Soon after, Penn State canceled the event and issued a statement that appeared to blame student protesters for violence, without citing evidence. The statement condemned "polarization" rather than far-right violence.
The statement defended Penn State’s actions while offering an idiosyncratic theory of protest, stating, “We have encouraged peaceful protest, and, while protest is an acceptable means of expression, it becomes unacceptable when it obstructs the basic exchange of ideas.”
“Such obstruction is a form of censorship, no matter who initiates it or for what reasons,” the statement added.
Neither that statement, nor a follow-up signed by Penn State president Neeli Bendapudi, acknowledged that student protesters had been pepper-sprayed by far-right activists, with Bendapudi claiming that it was “unclear which individuals onsite then resorted to ... using pepper spray.”
Hatewatch contacted Penn State’s strategic communication office for comment on the actions of police and the outcome of the event, but there was no immediate response.

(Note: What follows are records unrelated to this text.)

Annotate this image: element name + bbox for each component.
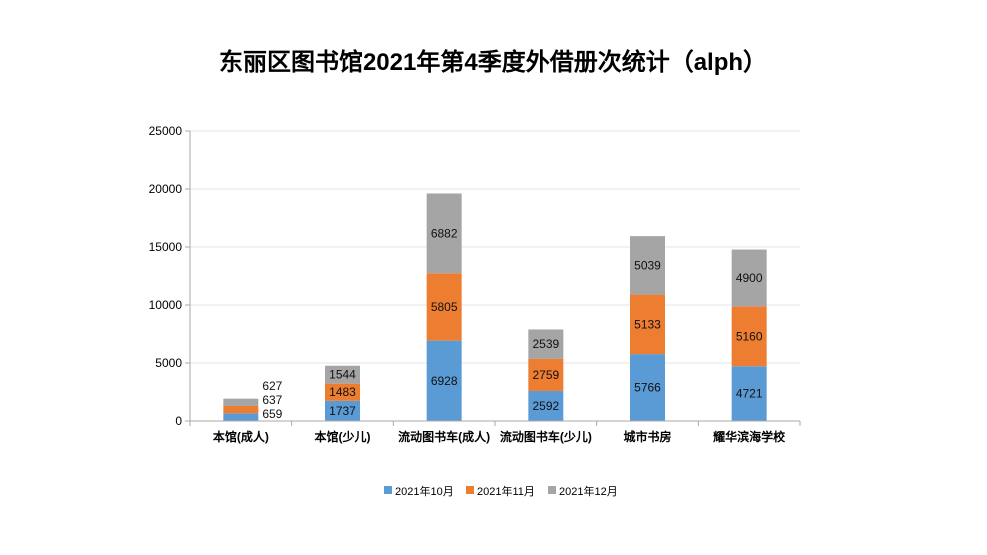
bar-segment (528, 329, 564, 359)
legend-swatch (466, 486, 474, 494)
bar-segment (731, 249, 767, 307)
data-label: 5133 (634, 317, 661, 331)
data-label: 5160 (736, 329, 763, 343)
bar-segment (426, 340, 462, 421)
y-tick-label: 5000 (155, 356, 182, 370)
data-label: 1737 (329, 404, 356, 418)
data-label: 627 (262, 379, 282, 393)
chart-title: 东丽区图书馆2021年第4季度外借册次统计（alph） (219, 48, 767, 76)
bar-segment (223, 413, 259, 421)
y-tick-label: 25000 (149, 124, 183, 138)
data-label: 2592 (532, 399, 559, 413)
data-label: 2759 (532, 368, 559, 382)
bar-segment (528, 390, 564, 421)
bar-segment (426, 273, 462, 341)
data-label: 1544 (329, 368, 356, 382)
bar-segment (325, 365, 360, 384)
data-label: 5039 (634, 258, 661, 272)
x-tick-label: 流动图书车(成人) (398, 429, 490, 444)
data-label: 6928 (431, 374, 458, 388)
x-tick-label: 本馆(成人) (213, 429, 269, 444)
y-tick-label: 10000 (149, 298, 183, 312)
data-label: 6882 (431, 226, 458, 240)
bar-segment (325, 383, 360, 401)
data-label: 659 (262, 407, 282, 421)
bar-segment (731, 366, 767, 421)
bar-segment (630, 236, 665, 295)
data-label: 637 (262, 393, 282, 407)
data-label: 1483 (329, 385, 356, 399)
bar-segment (731, 306, 767, 367)
legend-label: 2021年11月 (477, 484, 535, 498)
bar-segment (630, 354, 665, 421)
y-tick-label: 20000 (149, 182, 183, 196)
x-tick-label: 本馆(少儿) (315, 429, 371, 444)
data-label: 5766 (634, 381, 661, 395)
bar-segment (426, 193, 462, 274)
legend-label: 2021年12月 (559, 484, 618, 498)
legend-label: 2021年10月 (395, 484, 454, 498)
bar-segment (223, 405, 259, 414)
bar-segment (528, 358, 564, 391)
bar-segment (630, 294, 665, 355)
x-tick-label: 耀华滨海学校 (712, 429, 786, 444)
data-label: 4900 (736, 271, 763, 285)
data-label: 2539 (532, 337, 559, 351)
y-tick-label: 15000 (149, 240, 183, 254)
legend-swatch (384, 486, 392, 494)
legend-swatch (548, 486, 556, 494)
data-label: 5805 (431, 300, 458, 314)
bar-segment (223, 398, 259, 406)
data-label: 4721 (736, 387, 763, 401)
x-tick-label: 流动图书车(少儿) (500, 429, 592, 444)
bar-segment (325, 400, 360, 421)
y-tick-label: 0 (175, 414, 182, 428)
x-tick-label: 城市书房 (623, 429, 671, 444)
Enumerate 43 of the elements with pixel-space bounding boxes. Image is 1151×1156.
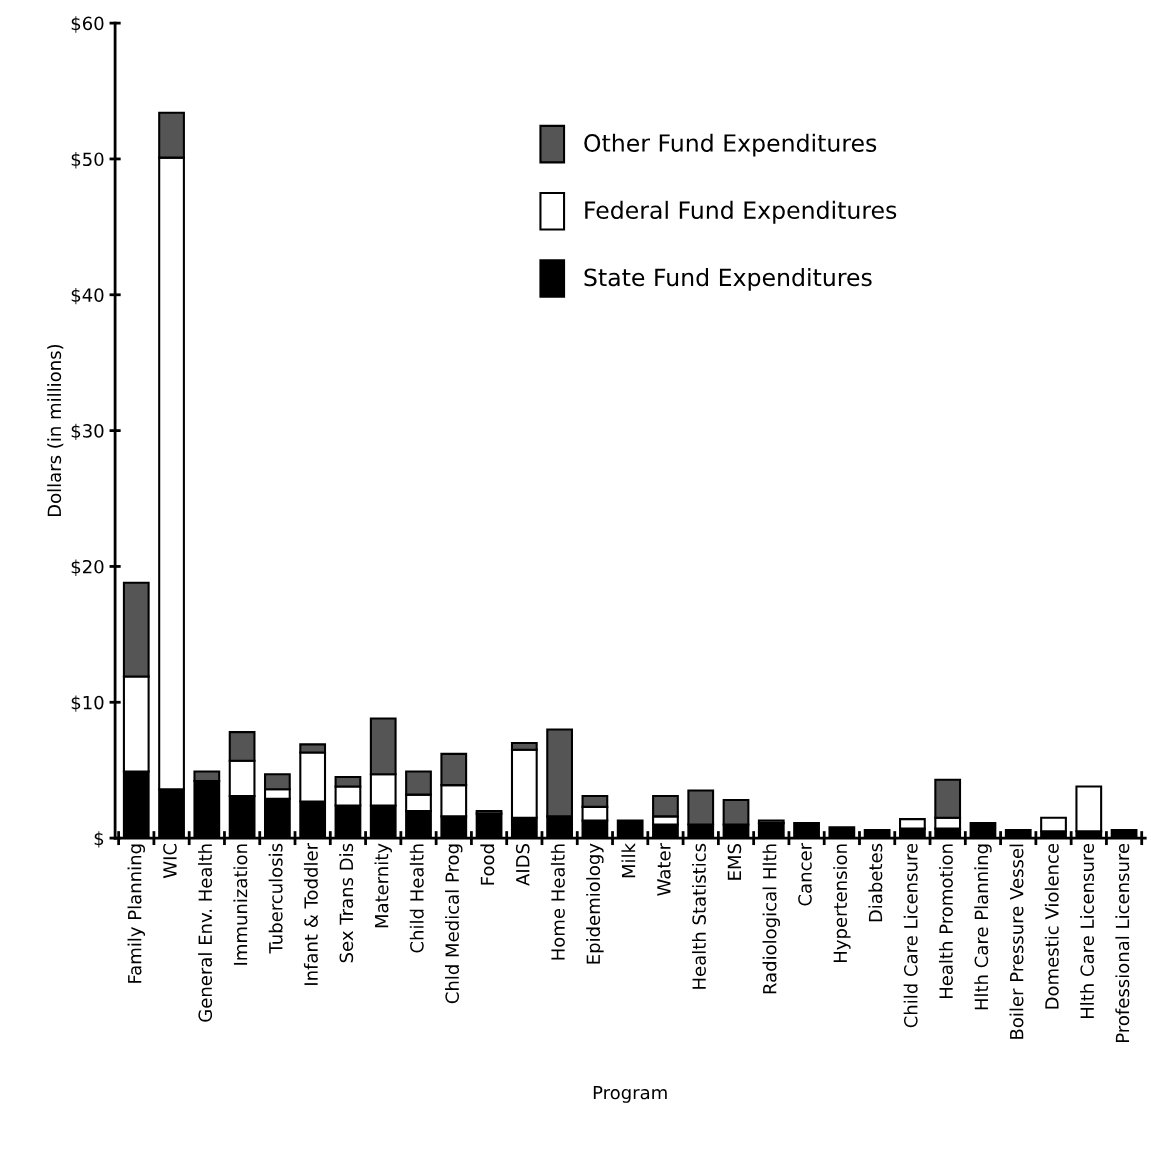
y-tick-label: $ <box>94 831 104 848</box>
x-tick-label: Epidemiology <box>586 843 604 964</box>
y-tick-label: $30 <box>71 423 104 441</box>
x-tick-label: Boiler Pressure Vessel <box>1009 844 1024 1039</box>
x-tick-label: Health Statistics <box>691 843 706 989</box>
x-tick-label: Hlth Care Licensure <box>1080 843 1095 1019</box>
x-tick-label: Home Health <box>550 844 565 960</box>
legend-label: State Fund Expenditures <box>584 268 872 291</box>
x-tick-label: Infant & Toddler <box>303 842 318 985</box>
x-tick-label: Health Promotion <box>938 844 953 999</box>
x-tick-label: Family Planning <box>127 844 145 983</box>
x-tick-label: Cancer <box>798 842 812 906</box>
x-tick-label: Chld Medical Prog <box>445 844 463 1004</box>
bar <box>1075 785 1103 833</box>
y-axis-title: Dollars (in millions) <box>47 344 64 517</box>
x-tick-label: Hypertension <box>833 844 851 962</box>
y-tick-label: $20 <box>71 559 104 576</box>
x-tick-label: Diabetes <box>868 843 883 922</box>
x-tick-label: Immunization <box>233 844 248 965</box>
x-tick-label: Professional Licensure <box>1115 843 1130 1042</box>
x-tick-label: General Env. Health <box>198 844 213 1022</box>
legend-label: Federal Fund Expenditures <box>585 200 897 224</box>
x-tick-label: Sex Trans Dis <box>339 843 354 963</box>
x-tick-label: Milk <box>621 843 636 878</box>
x-tick-label: AIDS <box>515 843 530 886</box>
y-tick-label: $50 <box>71 152 104 169</box>
x-tick-label: WIC <box>163 843 177 879</box>
x-tick-label: Child Health <box>409 844 424 953</box>
x-tick-label: Hlth Care Planning <box>974 844 992 1010</box>
x-tick-label: Domestic Violence <box>1044 843 1059 1009</box>
legend-label: Other Fund Expenditures <box>584 133 877 157</box>
x-tick-label: Maternity <box>374 843 392 928</box>
x-tick-label: Child Care Licensure <box>903 843 918 1028</box>
y-tick-label: $60 <box>71 16 104 33</box>
x-tick-label: Tuberculosis <box>268 843 283 954</box>
x-tick-label: Radiological Hlth <box>762 844 781 994</box>
x-tick-label: EMS <box>727 843 742 880</box>
x-tick-label: Food <box>480 844 495 885</box>
x-axis-title: Program <box>593 1085 667 1103</box>
y-tick-label: $40 <box>71 287 104 305</box>
x-tick-label: Water <box>657 842 671 896</box>
y-tick-label: $10 <box>71 695 104 712</box>
bar <box>1040 816 1067 833</box>
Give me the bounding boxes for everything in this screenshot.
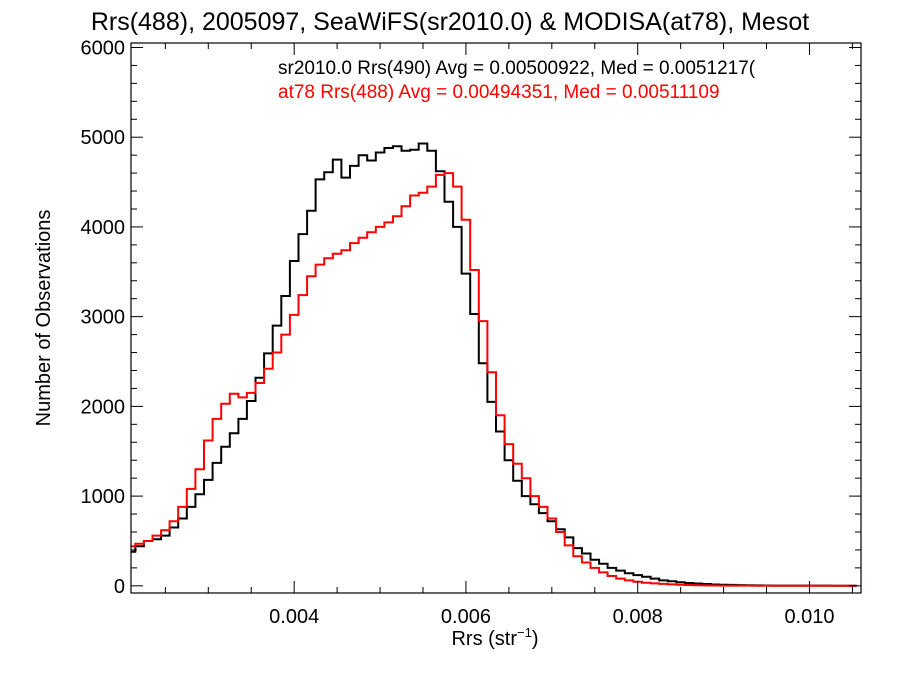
y-tick-label: 1000 <box>81 486 126 508</box>
x-tick-label: 0.006 <box>441 606 491 628</box>
y-tick-label: 3000 <box>81 307 126 329</box>
series-line-at78 <box>131 172 857 587</box>
x-axis-label-sup: −1 <box>517 625 532 640</box>
legend-entry-at78: at78 Rrs(488) Avg = 0.00494351, Med = 0.… <box>278 82 720 103</box>
y-tick-label: 0 <box>114 576 125 598</box>
series-line-sr2010 <box>131 142 857 587</box>
x-tick-label: 0.010 <box>784 606 834 628</box>
axes: 0.004 0.006 0.008 0.010 0 1000 2000 3000 4000 500… <box>81 37 862 628</box>
series-layer <box>131 142 857 587</box>
chart-title: Rrs(488), 2005097, SeaWiFS(sr2010.0) & M… <box>91 8 809 36</box>
x-tick-label: 0.008 <box>613 606 663 628</box>
plot-area <box>131 142 857 587</box>
y-tick-label: 5000 <box>81 127 126 149</box>
plot-frame <box>130 42 862 594</box>
y-axis-label: Number of Observations <box>33 210 55 427</box>
x-axis-label-end: ) <box>532 628 539 650</box>
y-tick-label: 2000 <box>81 396 126 418</box>
y-tick-label: 6000 <box>81 37 126 59</box>
x-tick-label: 0.004 <box>269 606 319 628</box>
y-tick-label: 4000 <box>81 217 126 239</box>
legend-entry-sr2010: sr2010.0 Rrs(490) Avg = 0.00500922, Med … <box>278 58 756 79</box>
x-axis-label-main: Rrs (str <box>451 628 517 650</box>
x-axis-label: Rrs (str−1) <box>451 625 538 650</box>
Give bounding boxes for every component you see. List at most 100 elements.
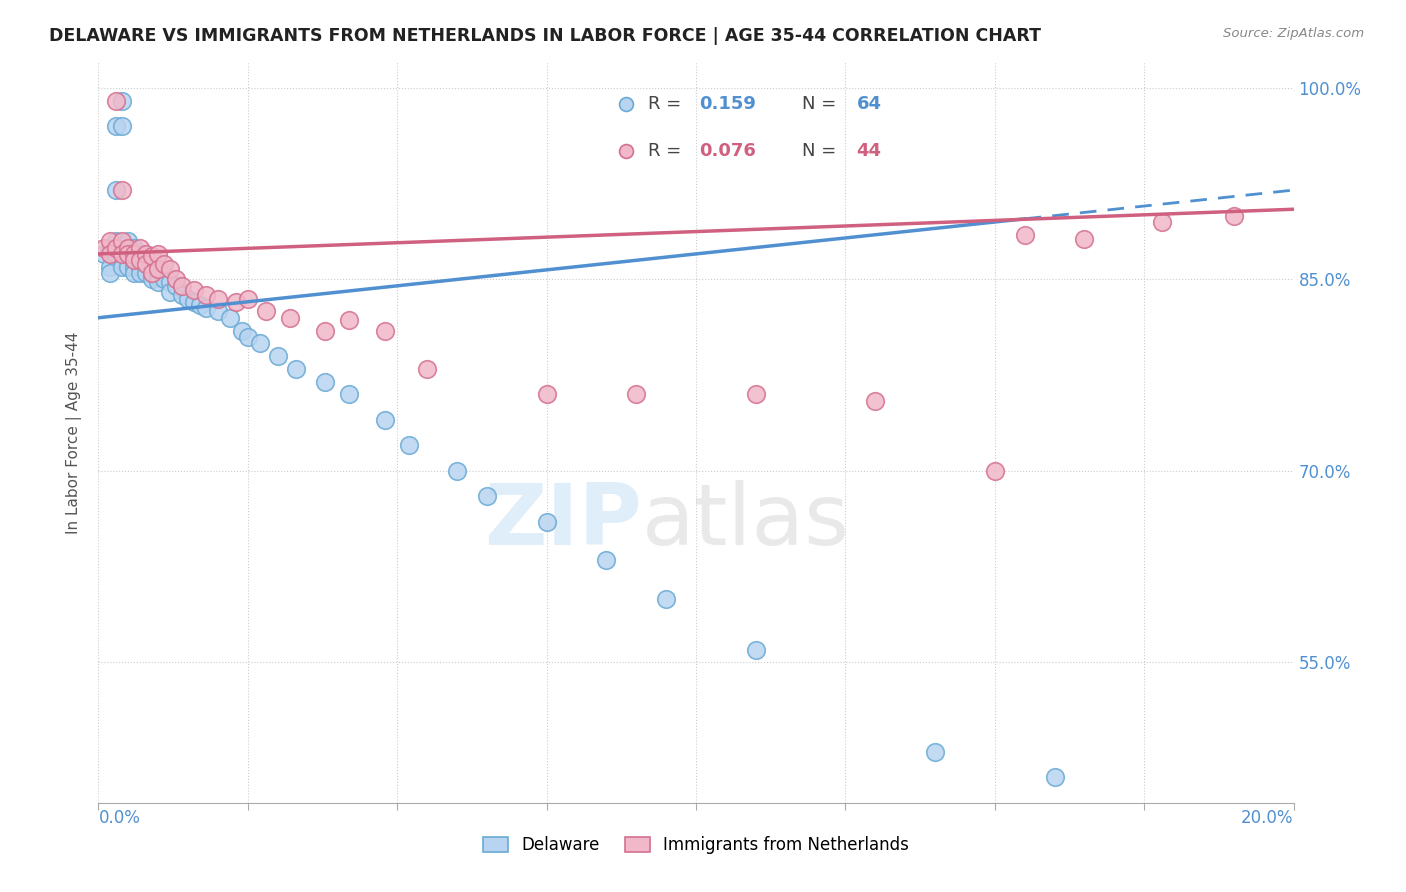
- Point: [148, 262, 170, 277]
- Legend: Delaware, Immigrants from Netherlands: Delaware, Immigrants from Netherlands: [477, 830, 915, 861]
- Point: [188, 298, 211, 312]
- Point: [165, 272, 187, 286]
- Point: [129, 253, 152, 268]
- Point: [117, 260, 139, 274]
- Point: [339, 387, 361, 401]
- Point: [153, 266, 176, 280]
- Point: [135, 266, 157, 280]
- Point: [105, 247, 128, 261]
- Point: [1073, 231, 1095, 245]
- Text: 0.076: 0.076: [699, 142, 756, 160]
- Point: [236, 330, 259, 344]
- Point: [1223, 209, 1246, 223]
- Point: [159, 275, 181, 289]
- Point: [374, 324, 396, 338]
- Point: [111, 94, 134, 108]
- Point: [111, 120, 134, 134]
- Text: 20.0%: 20.0%: [1241, 809, 1294, 827]
- Point: [315, 324, 337, 338]
- Point: [254, 304, 277, 318]
- Point: [98, 240, 122, 255]
- Point: [93, 240, 115, 255]
- Point: [165, 278, 187, 293]
- Point: [98, 266, 122, 280]
- Point: [159, 285, 181, 300]
- Point: [655, 591, 678, 606]
- Point: [1152, 215, 1174, 229]
- Point: [148, 269, 170, 284]
- Point: [614, 144, 637, 158]
- Text: 0.159: 0.159: [699, 95, 756, 112]
- Point: [93, 247, 115, 261]
- Point: [105, 120, 128, 134]
- Point: [284, 361, 307, 376]
- Point: [984, 464, 1007, 478]
- Point: [225, 295, 247, 310]
- Point: [924, 745, 946, 759]
- Point: [124, 240, 146, 255]
- Point: [105, 94, 128, 108]
- Point: [141, 266, 163, 280]
- Point: [129, 260, 152, 274]
- Point: [129, 240, 152, 255]
- Text: Source: ZipAtlas.com: Source: ZipAtlas.com: [1223, 27, 1364, 40]
- Point: [339, 313, 361, 327]
- Point: [207, 292, 229, 306]
- Text: atlas: atlas: [643, 480, 851, 563]
- Text: N =: N =: [801, 142, 837, 160]
- Point: [124, 266, 146, 280]
- Text: N =: N =: [801, 95, 837, 112]
- Point: [1014, 227, 1036, 242]
- Point: [148, 247, 170, 261]
- Point: [207, 304, 229, 318]
- Point: [98, 247, 122, 261]
- Point: [398, 438, 420, 452]
- Point: [416, 361, 439, 376]
- Point: [614, 96, 637, 111]
- Point: [98, 260, 122, 274]
- Point: [236, 292, 259, 306]
- Point: [374, 413, 396, 427]
- Point: [117, 247, 139, 261]
- Point: [1043, 770, 1066, 784]
- Text: R =: R =: [648, 142, 682, 160]
- Point: [111, 247, 134, 261]
- Point: [135, 257, 157, 271]
- Point: [231, 324, 253, 338]
- Point: [148, 275, 170, 289]
- Point: [135, 257, 157, 271]
- Text: 0.0%: 0.0%: [98, 809, 141, 827]
- Point: [278, 310, 301, 325]
- Point: [135, 247, 157, 261]
- Point: [183, 295, 205, 310]
- Y-axis label: In Labor Force | Age 35-44: In Labor Force | Age 35-44: [66, 332, 83, 533]
- Point: [745, 387, 768, 401]
- Point: [141, 260, 163, 274]
- Point: [172, 278, 194, 293]
- Point: [124, 253, 146, 268]
- Point: [536, 515, 558, 529]
- Point: [249, 336, 271, 351]
- Point: [148, 262, 170, 277]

Meanwhile, Uncensored America (UA), which hosted the event, is still advertising future events and promoting its chapters at Penn State, the University of Tennessee, Knoxville, and the University of Wisconsin-Madison. All the group’s past and future events platform far-right speakers, sometimes in “debates” with other social media performers who style themselves as liberals or centrists.
As Hatewatch previously reported, the group was founded by Sean Semanko, whose membership in the pro-Trump student group the Bull Moose Party links him with a network of far-right actors that includes the principals of white nationalist publishing house Antelope Hill.
In September, the event was approved for funding by Penn State’s University Park Allocation Committee (UPAC), which allocates a proportion of student fees to registered student organizations for on-campus events.
UPAC records show that funding included $6,500 total in honoraria for McInnes and Stein, and over $1,000 for their airfares, according to UPAC meeting records.
On Penn State’s decision to host the event, Jenkins, the journalist, said that alongside the threat to public safety, these payments from student fees were the main concerns of protesters.
On the administration’s decision to try to hold the event, Jenkins said: “Free speech is not a suicide pact. You knew this was coming.”